In the days and weeks leading up to last April, Webb reported to his surgery his concern over his severely deteriorating mental health, as did his wife, and the South Wiltshire Intensive Mental Health Service visited the couple every day from April 14 to April 18, which was Good Friday.

The court heard that hospital admission was discussed and it was agreed the intensive team would return on Bank Holiday Monday.

Webb was left at 12.30pm on April 18 and it was following that visit that he killed his wife.

Judge Dingemans said he was satisfied that Webb was suffering from a mental disorder, “namely depression, which is severe” and that appropriate treatment was available for him in hospital.

He said: “It appears to be common ground from everyone who has been involved with the case that detention in a hospital is the most suitable method of disposing of the case.

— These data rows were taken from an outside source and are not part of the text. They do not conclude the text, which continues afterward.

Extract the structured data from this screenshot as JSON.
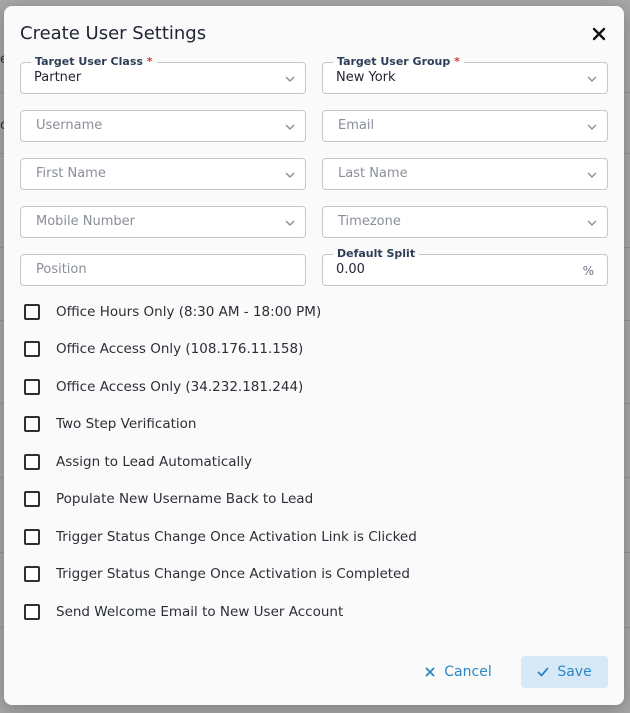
{
  "background": {
    "glyphs": [
      "e",
      "c"
    ]
  },
  "dialog": {
    "title": "Create User Settings",
    "close_icon": "close-icon"
  },
  "fields": {
    "target_user_class": {
      "label": "Target User Class",
      "required_mark": "*",
      "value": "Partner"
    },
    "target_user_group": {
      "label": "Target User Group",
      "required_mark": "*",
      "value": "New York"
    },
    "username": {
      "placeholder": "Username"
    },
    "email": {
      "placeholder": "Email"
    },
    "first_name": {
      "placeholder": "First Name"
    },
    "last_name": {
      "placeholder": "Last Name"
    },
    "mobile_number": {
      "placeholder": "Mobile Number"
    },
    "timezone": {
      "placeholder": "Timezone"
    },
    "position": {
      "placeholder": "Position"
    },
    "default_split": {
      "label": "Default Split",
      "value": "0.00",
      "suffix": "%"
    }
  },
  "options": [
    {
      "label": "Office Hours Only (8:30 AM - 18:00 PM)",
      "checked": false
    },
    {
      "label": "Office Access Only (108.176.11.158)",
      "checked": false
    },
    {
      "label": "Office Access Only (34.232.181.244)",
      "checked": false
    },
    {
      "label": "Two Step Verification",
      "checked": false
    },
    {
      "label": "Assign to Lead Automatically",
      "checked": false
    },
    {
      "label": "Populate New Username Back to Lead",
      "checked": false
    },
    {
      "label": "Trigger Status Change Once Activation Link is Clicked",
      "checked": false
    },
    {
      "label": "Trigger Status Change Once Activation is Completed",
      "checked": false
    },
    {
      "label": "Send Welcome Email to New User Account",
      "checked": false
    }
  ],
  "actions": {
    "cancel_label": "Cancel",
    "save_label": "Save"
  },
  "colors": {
    "accent": "#2b86c5",
    "save_bg": "#d7e9f7",
    "required": "#d63a3a"
  }
}
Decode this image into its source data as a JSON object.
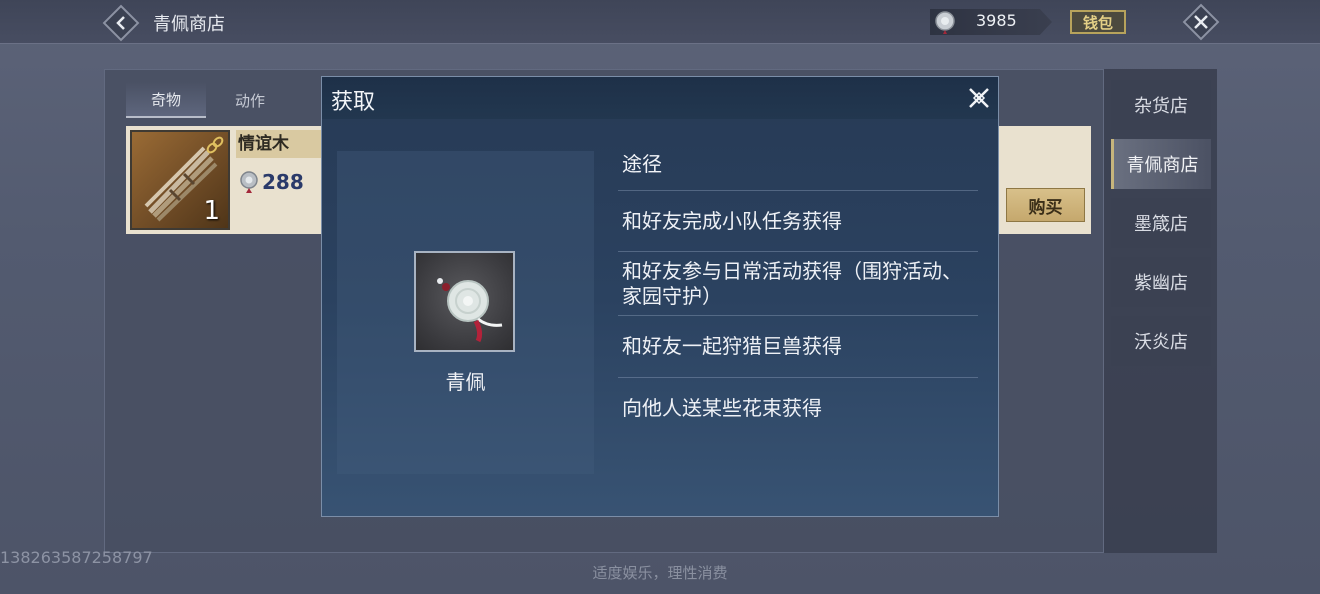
{
  "header": {
    "shop_title": "青佩商店",
    "currency_value": "3985",
    "wallet_label": "钱包"
  },
  "tabs": [
    {
      "label": "奇物",
      "active": true
    },
    {
      "label": "动作",
      "active": false
    }
  ],
  "item": {
    "name": "情谊木",
    "price": "288",
    "quantity": "1"
  },
  "buy_label": "购买",
  "side_nav": [
    {
      "label": "杂货店",
      "active": false
    },
    {
      "label": "青佩商店",
      "active": true
    },
    {
      "label": "墨箴店",
      "active": false
    },
    {
      "label": "紫幽店",
      "active": false
    },
    {
      "label": "沃炎店",
      "active": false
    }
  ],
  "modal": {
    "title": "获取",
    "preview_name": "青佩",
    "ways_title": "途径",
    "ways": [
      "和好友完成小队任务获得",
      "和好友参与日常活动获得（围狩活动、家园守护）",
      "和好友一起狩猎巨兽获得",
      "向他人送某些花束获得"
    ]
  },
  "uid": "138263587258797",
  "footer_note": "适度娱乐，理性消费",
  "colors": {
    "accent_gold": "#c7b57c",
    "modal_bg": "#2b4260",
    "card_bg": "#e9e1cf"
  }
}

“However in my judgement you are also a real danger to the public. This is because you have shown, over the years, that you can cease taking your medication and relapse into very severe depression and that, in that state, you are capable of killing, even those most close to you.

“The evidence shows that you might never be released from the combined MHA hospital order and restriction order.”

He added: “I should like to pay tribute to the dignified way in which the family of Doreen Webb, which is your family too, have listened to the proceedings today.”

In a statement released by the Webb’s son, Chris, on behalf of the family he said: “Being here today marks another milestone on the tragic journey we’ve had to endure. On the 18th of April 2014, our mother was killed by a single stab wound to the chest, inflicted by our father.

“Our mother was the most caring, loving and supporting person you could meet. She thrived on being there to support and send time with the people she loved. Her love for her family was unquestionable. We miss her terribly and will do so for the rest of our lives.

“We would like to thank the emergency services who attended the scene on April 18. We appreciate all the efforts made by paramedics and then the Wiltshire Air Ambulance Service. Now we want to find some peace and start trying to accept and understand our situation. Hopefully we can now work towards this.”